A pediatric allergist provides tips for counseling parents on how to tell the difference between common cold and allergies.

One of the problems that parents often have during spring is deciphering whether their children’s sneezing is a cold or allergies.

Runny, stuffy, or itchy noses, sneezing, coughing, fatigue, and headaches can all be symptoms of both allergies and colds, but when parents pay close attention to minor details they will be able to tell the difference, according to Michelle Lierl, MD, a pediatric allergist at Cincinnati Children’s Hospital Medical Center who provides tips for pharmacists on counseling parents.

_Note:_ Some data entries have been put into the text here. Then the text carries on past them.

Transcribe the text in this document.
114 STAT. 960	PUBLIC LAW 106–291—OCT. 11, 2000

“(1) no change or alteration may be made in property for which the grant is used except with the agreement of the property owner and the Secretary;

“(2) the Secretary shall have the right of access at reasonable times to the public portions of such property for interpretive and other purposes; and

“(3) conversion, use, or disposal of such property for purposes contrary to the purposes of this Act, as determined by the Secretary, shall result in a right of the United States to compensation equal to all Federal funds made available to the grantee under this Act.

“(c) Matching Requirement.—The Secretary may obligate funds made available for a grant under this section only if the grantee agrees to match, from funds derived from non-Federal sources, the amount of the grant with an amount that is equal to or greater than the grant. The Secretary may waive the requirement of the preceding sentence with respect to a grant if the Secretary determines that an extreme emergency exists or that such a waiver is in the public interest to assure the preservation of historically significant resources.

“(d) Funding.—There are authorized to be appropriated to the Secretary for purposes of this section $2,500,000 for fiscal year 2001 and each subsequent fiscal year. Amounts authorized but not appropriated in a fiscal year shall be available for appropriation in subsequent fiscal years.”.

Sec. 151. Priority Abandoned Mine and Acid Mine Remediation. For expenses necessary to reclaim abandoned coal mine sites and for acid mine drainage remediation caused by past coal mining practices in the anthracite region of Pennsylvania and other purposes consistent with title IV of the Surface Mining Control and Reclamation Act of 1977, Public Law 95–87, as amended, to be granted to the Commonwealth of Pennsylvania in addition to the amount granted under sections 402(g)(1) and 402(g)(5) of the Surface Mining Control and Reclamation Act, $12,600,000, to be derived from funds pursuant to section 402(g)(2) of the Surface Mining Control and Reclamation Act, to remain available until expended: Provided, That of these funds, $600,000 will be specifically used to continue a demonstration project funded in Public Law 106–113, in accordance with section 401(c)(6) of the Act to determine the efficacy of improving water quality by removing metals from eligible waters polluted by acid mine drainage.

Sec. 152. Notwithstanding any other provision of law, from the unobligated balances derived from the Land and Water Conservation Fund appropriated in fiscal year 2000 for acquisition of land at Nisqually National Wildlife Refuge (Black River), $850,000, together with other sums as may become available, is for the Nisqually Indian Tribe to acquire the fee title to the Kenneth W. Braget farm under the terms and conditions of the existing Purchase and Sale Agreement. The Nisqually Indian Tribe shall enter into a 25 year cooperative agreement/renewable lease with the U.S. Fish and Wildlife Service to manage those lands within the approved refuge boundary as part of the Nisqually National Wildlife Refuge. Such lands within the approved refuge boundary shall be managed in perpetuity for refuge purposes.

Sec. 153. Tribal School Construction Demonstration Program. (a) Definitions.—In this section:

“Children who have springtime or fall allergies have much more itching of their noses; they often have fits of sneezing and usually rub their noses in an upward motion. They also complain about an itchy, scratchy throat or itchy eyes, whereas with a cold, they don’t,” she said in a press release.

Dr. Lierl also said that nasal discharge for allergy patients is usually clear and has the consistency of watery mucus, while patients who have colds usually have yellowish mucus discharge.

The Immunocap, or RAST, blood test can screen for allergy to specific foods or airborne allergens. Children experiencing seasonal allergy symptoms should be tested for environmental allergens present during that season and not for food allergies or allergens present during seasons when they had no symptoms. The results of the RAST test are back after seven to 10 days, whereas allergists can do allergy skin testing in one day in the doctor’s office.

For parents whose children are found to have allergies, Dr. Lierl suggests the following tips to combat symptoms:

  • Windows should be kept closed during periods of very high pollen and fungal spore levels.
  • Change air conditioner filters every month.
  • Change children’s clothing when they come inside from the outdoors. Clothes should also be washed thoroughly to rid them of all of the outdoor pollutants.
  • Children should wash their face, hands and hair after being outside.
  • Wash the child’s eyes and nose with a non-prescription saline solution when the child has been outside to remove the pollen and fungal spores from the eyes.
  • Minimize early morning outdoor activity since pollen counts are higher in the morning.
  • Keep vehicle windows closed while traveling with an allergic child in the car to keep allergens and pollen out.
  • Most important, make sure children take their allergy medicine daily during the pollen season.